Enforcement and Supply Reduction
- The White House Office of National Drug Control Policy's High Intensity Drug Trafficking Areas program is funding an unprecedented network of public health and law enforcement partnerships to address the heroin threat across 15 states.
- In October of 2015, DOJ’s Office of Community Oriented Policing Services (COPS Office) awarded $6 million through the Anti-Heroin Task Force Program, which is designed to advance public safety by providing funds to investigate illicit activities related to the distribution of heroin or unlawful distribution of prescriptive opioids, or unlawful heroin and prescription opioid traffickers through statewide collaboration.
- DOJ’s enforcement efforts include targeting the illegal opioid supply chain, thwarting doctor-shopping attempts, and disrupting so-called “pill mills.”
- DOJ has cracked down on those who use the Internet to buy and sell controlled substances.
- DEA agents and investigators are integrating with other federal, state, and local law enforcement officers in 66 Tactical Diversion Squads stationed across 41 states, Puerto Rico, and the District of Columbia.
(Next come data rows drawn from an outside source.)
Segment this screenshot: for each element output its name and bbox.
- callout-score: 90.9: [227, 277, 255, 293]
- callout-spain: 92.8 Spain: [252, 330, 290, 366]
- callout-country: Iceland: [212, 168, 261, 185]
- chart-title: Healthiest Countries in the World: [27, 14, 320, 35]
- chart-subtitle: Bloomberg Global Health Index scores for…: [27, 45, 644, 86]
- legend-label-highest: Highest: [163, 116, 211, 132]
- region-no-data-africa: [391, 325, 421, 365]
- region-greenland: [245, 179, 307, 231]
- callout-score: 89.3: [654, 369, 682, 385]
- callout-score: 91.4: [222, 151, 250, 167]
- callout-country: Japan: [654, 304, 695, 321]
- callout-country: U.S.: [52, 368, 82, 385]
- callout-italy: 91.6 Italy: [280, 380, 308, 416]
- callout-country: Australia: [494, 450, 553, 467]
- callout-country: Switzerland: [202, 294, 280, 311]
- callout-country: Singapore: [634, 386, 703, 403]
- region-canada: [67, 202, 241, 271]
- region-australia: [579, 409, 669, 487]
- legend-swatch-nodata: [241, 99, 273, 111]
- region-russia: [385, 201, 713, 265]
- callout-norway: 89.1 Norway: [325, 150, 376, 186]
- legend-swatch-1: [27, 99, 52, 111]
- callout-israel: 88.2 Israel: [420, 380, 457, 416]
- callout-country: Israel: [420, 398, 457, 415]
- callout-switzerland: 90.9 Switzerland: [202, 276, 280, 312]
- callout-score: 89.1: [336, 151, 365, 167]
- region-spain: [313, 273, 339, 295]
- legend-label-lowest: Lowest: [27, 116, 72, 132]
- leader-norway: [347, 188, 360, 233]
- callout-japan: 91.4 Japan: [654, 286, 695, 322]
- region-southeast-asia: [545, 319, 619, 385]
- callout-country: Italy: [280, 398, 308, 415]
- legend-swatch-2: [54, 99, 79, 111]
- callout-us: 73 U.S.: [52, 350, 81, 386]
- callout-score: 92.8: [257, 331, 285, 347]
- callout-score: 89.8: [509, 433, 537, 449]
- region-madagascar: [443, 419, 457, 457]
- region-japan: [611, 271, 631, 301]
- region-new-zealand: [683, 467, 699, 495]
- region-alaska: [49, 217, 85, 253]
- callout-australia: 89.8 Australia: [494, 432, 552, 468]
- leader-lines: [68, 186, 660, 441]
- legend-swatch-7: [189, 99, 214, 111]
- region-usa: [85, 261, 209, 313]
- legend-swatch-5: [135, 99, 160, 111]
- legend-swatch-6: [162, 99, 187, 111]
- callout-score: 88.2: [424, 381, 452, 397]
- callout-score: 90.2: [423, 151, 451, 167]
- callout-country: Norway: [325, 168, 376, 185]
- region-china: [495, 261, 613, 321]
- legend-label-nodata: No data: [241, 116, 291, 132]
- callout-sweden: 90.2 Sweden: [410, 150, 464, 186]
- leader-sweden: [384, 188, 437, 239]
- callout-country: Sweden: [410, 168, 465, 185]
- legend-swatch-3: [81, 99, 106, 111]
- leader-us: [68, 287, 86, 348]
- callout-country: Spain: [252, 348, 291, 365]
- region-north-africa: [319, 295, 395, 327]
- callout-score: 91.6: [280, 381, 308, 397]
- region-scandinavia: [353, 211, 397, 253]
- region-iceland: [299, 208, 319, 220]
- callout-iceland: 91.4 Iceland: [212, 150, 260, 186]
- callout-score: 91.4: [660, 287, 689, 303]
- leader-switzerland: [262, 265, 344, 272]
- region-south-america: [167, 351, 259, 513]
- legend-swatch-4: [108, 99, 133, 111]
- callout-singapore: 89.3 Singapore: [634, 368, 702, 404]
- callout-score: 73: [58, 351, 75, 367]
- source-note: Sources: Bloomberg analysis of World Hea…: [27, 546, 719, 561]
Outcomes of this effort include the largest pharmaceutical-related takedown in the DEA’s history in an operation that resulted in 280 arrests.
- Since 2007, through the Merida Initiative, the Department of State has been working with the Government of Mexico to help build the capacity of Mexico’s law enforcement and justice sector institutions to disrupt drug trafficking organizations and to stop the flow of illicit drugs including heroin from Mexico to the United States.